Sometimes words change the world and sometimes they do not.
For now, Nick Boles’ intervention over planning is a statement of long-term intent rather than a change in policy.
Inevitably, however, the new planning minister has caused a furore after claiming that the amount of land built on should increase from 9 per cent today to 12 per cent in the future: over a 20-year timeframe.
He also threw in a criticism of “nimbies” who opposed new homes – while (for good measure) accusing builders of making “pig ugly” homes.
Maybe it is the language from tonight’s Newsnight interview that created the controversy. After all, Nick Clegg said roughly the same thing last week without any negative reaction to speak of. (He called for an array of new “garden cities”.)
Yet Boles is worth listening to. The Newsnight interview was ahead of a speech the minister is giving on Thursday. I’ve seen a copy and it makes fascinating reading.

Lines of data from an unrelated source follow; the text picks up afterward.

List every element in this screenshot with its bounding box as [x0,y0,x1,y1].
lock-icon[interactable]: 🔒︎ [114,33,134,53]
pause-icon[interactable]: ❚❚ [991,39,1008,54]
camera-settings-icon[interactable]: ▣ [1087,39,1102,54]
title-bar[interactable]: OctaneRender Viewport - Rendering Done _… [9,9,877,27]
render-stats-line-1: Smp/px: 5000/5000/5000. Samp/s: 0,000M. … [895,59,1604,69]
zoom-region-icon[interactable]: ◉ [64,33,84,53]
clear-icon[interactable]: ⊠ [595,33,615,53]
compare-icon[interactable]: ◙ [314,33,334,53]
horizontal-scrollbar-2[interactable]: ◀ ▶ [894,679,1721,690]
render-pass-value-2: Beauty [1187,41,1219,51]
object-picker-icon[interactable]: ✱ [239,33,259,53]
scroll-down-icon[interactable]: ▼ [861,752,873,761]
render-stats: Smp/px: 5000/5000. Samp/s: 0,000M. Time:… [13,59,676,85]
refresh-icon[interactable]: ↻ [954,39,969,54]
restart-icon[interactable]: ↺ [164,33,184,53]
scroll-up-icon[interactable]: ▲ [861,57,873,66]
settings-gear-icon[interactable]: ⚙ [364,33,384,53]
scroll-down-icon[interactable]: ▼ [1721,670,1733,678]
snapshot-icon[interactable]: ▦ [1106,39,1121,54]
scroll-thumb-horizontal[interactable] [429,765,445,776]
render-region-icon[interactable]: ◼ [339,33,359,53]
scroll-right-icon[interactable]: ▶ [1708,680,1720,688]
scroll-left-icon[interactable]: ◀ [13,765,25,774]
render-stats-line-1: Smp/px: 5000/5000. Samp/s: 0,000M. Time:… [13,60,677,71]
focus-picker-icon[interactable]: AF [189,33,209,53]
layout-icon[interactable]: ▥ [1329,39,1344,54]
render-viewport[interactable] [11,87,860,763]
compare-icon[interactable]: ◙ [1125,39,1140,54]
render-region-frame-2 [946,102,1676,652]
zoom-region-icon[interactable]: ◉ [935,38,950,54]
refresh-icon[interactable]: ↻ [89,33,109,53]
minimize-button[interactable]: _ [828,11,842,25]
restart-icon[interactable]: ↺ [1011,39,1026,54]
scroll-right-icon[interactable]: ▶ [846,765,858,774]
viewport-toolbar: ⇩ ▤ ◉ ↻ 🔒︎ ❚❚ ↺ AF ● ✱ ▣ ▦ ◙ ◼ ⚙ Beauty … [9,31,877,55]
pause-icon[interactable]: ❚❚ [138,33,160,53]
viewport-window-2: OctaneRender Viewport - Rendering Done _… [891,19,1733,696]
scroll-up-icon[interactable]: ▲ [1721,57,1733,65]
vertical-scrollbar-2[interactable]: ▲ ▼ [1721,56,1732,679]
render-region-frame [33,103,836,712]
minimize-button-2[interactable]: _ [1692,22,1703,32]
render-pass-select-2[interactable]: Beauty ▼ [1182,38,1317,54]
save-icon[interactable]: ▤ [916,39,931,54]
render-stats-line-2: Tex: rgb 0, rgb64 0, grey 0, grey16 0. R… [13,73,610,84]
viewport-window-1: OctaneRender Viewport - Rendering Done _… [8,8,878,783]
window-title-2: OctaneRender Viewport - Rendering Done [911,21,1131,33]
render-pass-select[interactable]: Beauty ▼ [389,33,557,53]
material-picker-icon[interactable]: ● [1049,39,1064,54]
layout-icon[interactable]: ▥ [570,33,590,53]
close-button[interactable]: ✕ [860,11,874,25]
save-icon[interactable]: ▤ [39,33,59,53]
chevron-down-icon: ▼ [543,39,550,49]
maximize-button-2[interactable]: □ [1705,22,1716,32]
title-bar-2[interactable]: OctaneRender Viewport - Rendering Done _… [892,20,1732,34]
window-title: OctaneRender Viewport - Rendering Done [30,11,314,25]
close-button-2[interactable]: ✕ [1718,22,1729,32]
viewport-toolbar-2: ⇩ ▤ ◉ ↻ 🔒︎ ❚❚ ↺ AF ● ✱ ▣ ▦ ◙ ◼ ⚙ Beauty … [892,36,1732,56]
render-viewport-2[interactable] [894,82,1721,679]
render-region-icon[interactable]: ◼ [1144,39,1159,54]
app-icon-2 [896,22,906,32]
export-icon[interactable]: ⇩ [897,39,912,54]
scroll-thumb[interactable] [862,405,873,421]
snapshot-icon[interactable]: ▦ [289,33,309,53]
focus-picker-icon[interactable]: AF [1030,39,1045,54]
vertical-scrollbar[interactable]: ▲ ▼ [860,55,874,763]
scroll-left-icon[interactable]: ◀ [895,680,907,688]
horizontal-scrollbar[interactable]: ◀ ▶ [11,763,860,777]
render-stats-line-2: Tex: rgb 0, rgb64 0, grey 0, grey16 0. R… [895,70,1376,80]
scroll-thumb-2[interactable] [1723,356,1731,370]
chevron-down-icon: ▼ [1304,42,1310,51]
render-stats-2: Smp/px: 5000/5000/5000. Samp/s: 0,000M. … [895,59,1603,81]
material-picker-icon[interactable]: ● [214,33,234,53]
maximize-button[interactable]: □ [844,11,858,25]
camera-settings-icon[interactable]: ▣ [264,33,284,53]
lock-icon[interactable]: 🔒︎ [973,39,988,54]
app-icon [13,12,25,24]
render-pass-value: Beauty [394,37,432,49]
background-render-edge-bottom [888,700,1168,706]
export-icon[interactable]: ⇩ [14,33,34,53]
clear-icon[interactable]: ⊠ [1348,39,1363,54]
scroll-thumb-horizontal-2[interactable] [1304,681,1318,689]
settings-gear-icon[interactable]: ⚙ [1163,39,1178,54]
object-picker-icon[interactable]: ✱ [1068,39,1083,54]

The main thrust of the argument is that it is not only natural landscape that can be beautiful, but also the built environment. He cites Edinburgh as an excellent example of this; rightly. (“Who can resist the melancholy charm of a walk in the rain around Charlotte Square and through Ainslie Place?”)
He also mentions Stamford, a Lincolnshire town. And Letchworth, where planners “resisted the temptation to cram as many houses as possible” on to the available land.
Like Clegg, he goes on to cite the Garden City movement as an inspiration for a new generation of towns.
All of this is commendable, if Boles had any levers to make it happen. But the failure of Labour to oversee the creation of a new generation of “ecotowns” illustrates that the gap between rhetoric and reality can often be painfully wide.
Boles himself complains that developers have in recent decades simply “bolted” new housing estates on to existing towns and villages: “Many of them are pig-ugly,” he complains.
The question is how the coalition can deliver the minister’s vision: having abandoned Labour’s top-down regional targets, the government has created incentives for development (such as the “New Homes Bonus”) but does not have any clear mechanism for creating the new towns that it wants.
That will be the next priority for the new planning minister: delivery to match the vision. Otherwise, Boles will simply replicate the “vicious circle” of poor-quality development that has blighted Britain for years.